Structure and Magnetic Properties of a Mixed-Valence Heptanuclear Manganese Cluster

Abstract

Two novel polynuclear manganese(II,III) complexes have been synthesized by exploiting controlled methanolysis. A one-pot reaction of MnCl₂, NaOMe, dibenzoylmethane (Hdbm), and O₂ in anhydrous methanol, followed by recrystallization from MeOH/CHCl₃ mixtures, afforded the alkoxomanganese complexes [Mn₇(OMe)₁₂(dbm)₆]·CHCl₃·14MeOH (2) and [Mn₂(OMe)₂(dbm)₄] (3). Complex 2 crystallizes in trigonal space group R3̄ with a = 14.439(2) Å, α = 86.34(1)°, and Z = 1. Complex 3 crystallizes in triclinic space group P1̄ with a = 9.612(1) Å, b = 10.740(1) Å, c = 13.168(1) Å, α = 80.39(1)°, β = 87.66(1)°, γ = 83.57(1)°, and Z = 1. The solid-state structure of 2 comprises a [Mn₆(OMe)₁₂(dbm)₆] “crown” with crystallographically imposed 6-fold symmetry plus a central manganese ion.
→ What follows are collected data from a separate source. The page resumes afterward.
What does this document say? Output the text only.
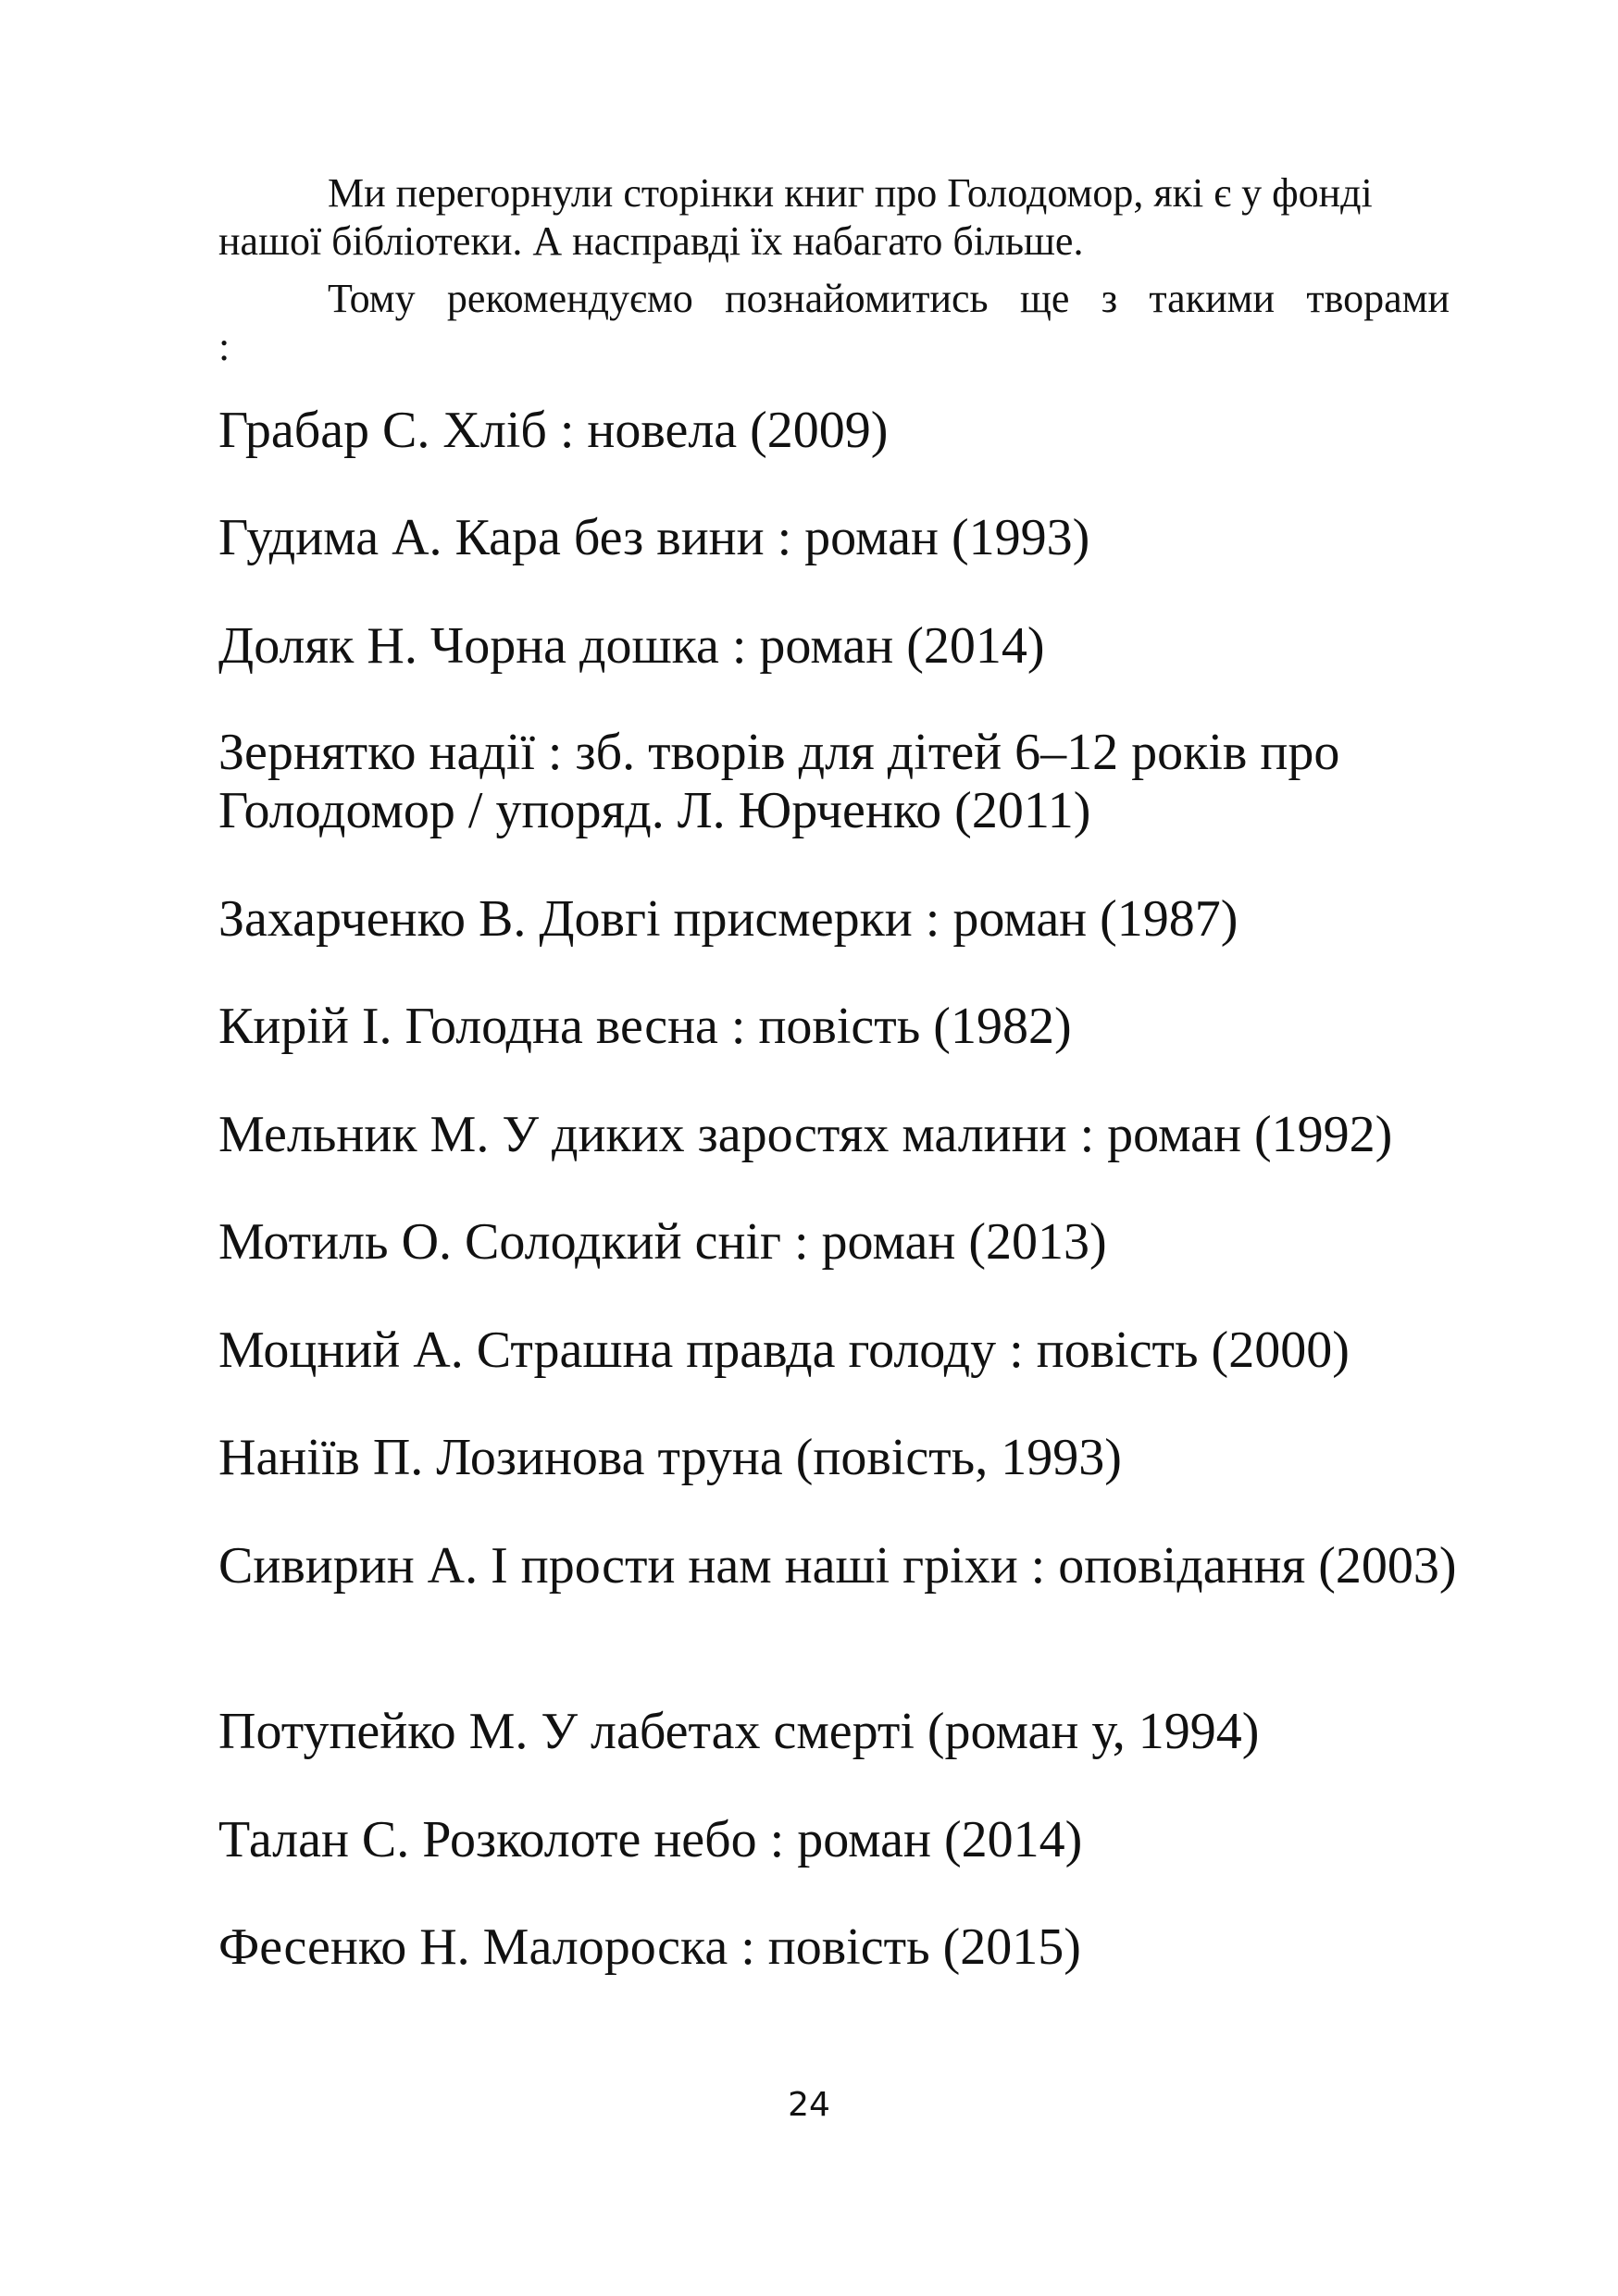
Ми перегорнули сторінки книг про Голодомор, які є у фонді нашої бібліотеки. А насправді їх набагато більше.

Тому рекомендуємо познайомитись ще з такими творами :

Грабар С. Хліб : новела (2009)
Гудима А. Кара без вини : роман (1993)
Доляк Н. Чорна дошка : роман (2014)
Зернятко надії : зб. творів для дітей 6–12 років про Голодомор / упоряд. Л. Юрченко (2011)
Захарченко В. Довгі присмерки : роман (1987)
Кирій І. Голодна весна : повість (1982)
Мельник М. У диких заростях малини : роман (1992)
Мотиль О. Солодкий сніг : роман (2013)
Моцний А. Страшна правда голоду : повість (2000)
Наніїв П. Лозинова труна (повість, 1993)
Сивирин А. І прости нам наші гріхи : оповідання (2003)
Потупейко М. У лабетах смерті (роман у, 1994)
Талан С. Розколоте небо : роман (2014)
Фесенко Н. Малороска : повість (2015)
24
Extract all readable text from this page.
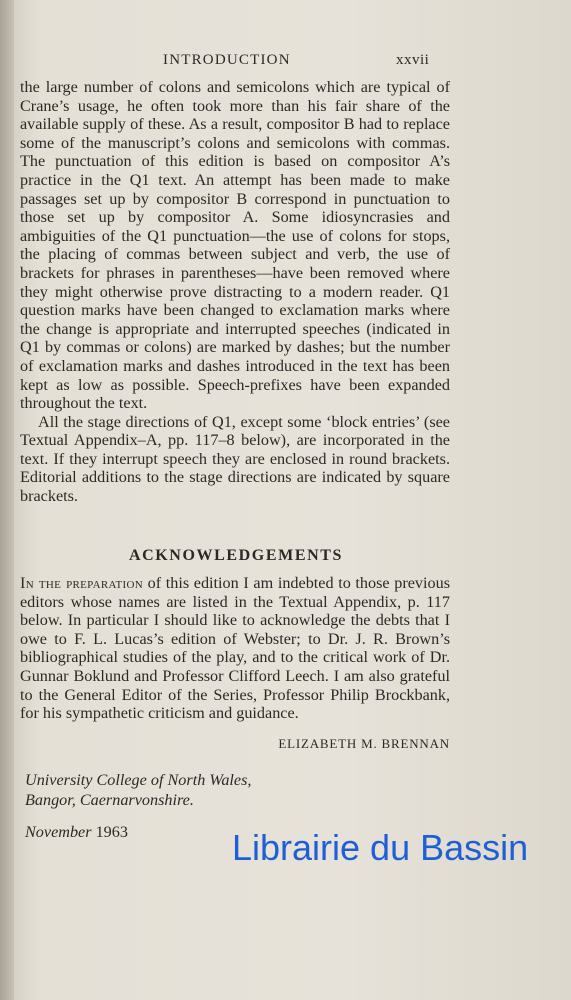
INTRODUCTION	xxvii

the large number of colons and semicolons which are typical of Crane’s usage, he often took more than his fair share of the available supply of these. As a result, compositor B had to replace some of the manuscript’s colons and semicolons with commas. The punctuation of this edition is based on compositor A’s practice in the Q1 text. An attempt has been made to make passages set up by compositor B correspond in punctuation to those set up by compositor A. Some idiosyncrasies and ambiguities of the Q1 punctuation—the use of colons for stops, the placing of commas between subject and verb, the use of brackets for phrases in parentheses—have been removed where they might otherwise prove distracting to a modern reader. Q1 question marks have been changed to exclamation marks where the change is appropriate and interrupted speeches (indicated in Q1 by commas or colons) are marked by dashes; but the number of exclamation marks and dashes introduced in the text has been kept as low as possible. Speech-prefixes have been expanded throughout the text.

All the stage directions of Q1, except some ‘block entries’ (see Textual Appendix–A, pp. 117–8 below), are incorporated in the text. If they interrupt speech they are enclosed in round brackets. Editorial additions to the stage directions are indicated by square brackets.

ACKNOWLEDGEMENTS

In the preparation of this edition I am indebted to those previous editors whose names are listed in the Textual Appendix, p. 117 below. In particular I should like to acknowledge the debts that I owe to F. L. Lucas’s edition of Webster; to Dr. J. R. Brown’s bibliographical studies of the play, and to the critical work of Dr. Gunnar Boklund and Professor Clifford Leech. I am also grateful to the General Editor of the Series, Professor Philip Brockbank, for his sympathetic criticism and guidance.

ELIZABETH M. BRENNAN
University College of North Wales,
Bangor, Caernarvonshire.
November 1963	Librairie du Bassin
The layered Mn/O core mimics a fragment of the manganese oxide mineral lithiophorite. Conductivity measurements confirmed the nonionic character of 2 and suggested a mixed-valence Mn^II₃Mn^III₄ formulation. The metrical parameters of the core were analyzed with the aid of bond-valence sum calculations. The central ion is essentially a valence-trapped Mn^II ion, whereas the average Mn−O distances for the manganese ions of the “crown” are consistent with the presence of two Mn^II and four Mn^III ions. However, ¹H NMR spectra in solution strongly support valence localization and suggest that the observed solid-state structure may be a result of static disorder effects. Magnetic susceptibility vs T and magnetization vs field data at low temperature are consistent with an S = ¹⁷/₂ ground state. Complex 3 is a symmetric alkoxo-bridged dimer. The two high-spin Mn^III ions are antiferromagnetically coupled with J = 0.28(4) cm^-1, g = 1.983(2), and D = −2.5(4) cm^-1.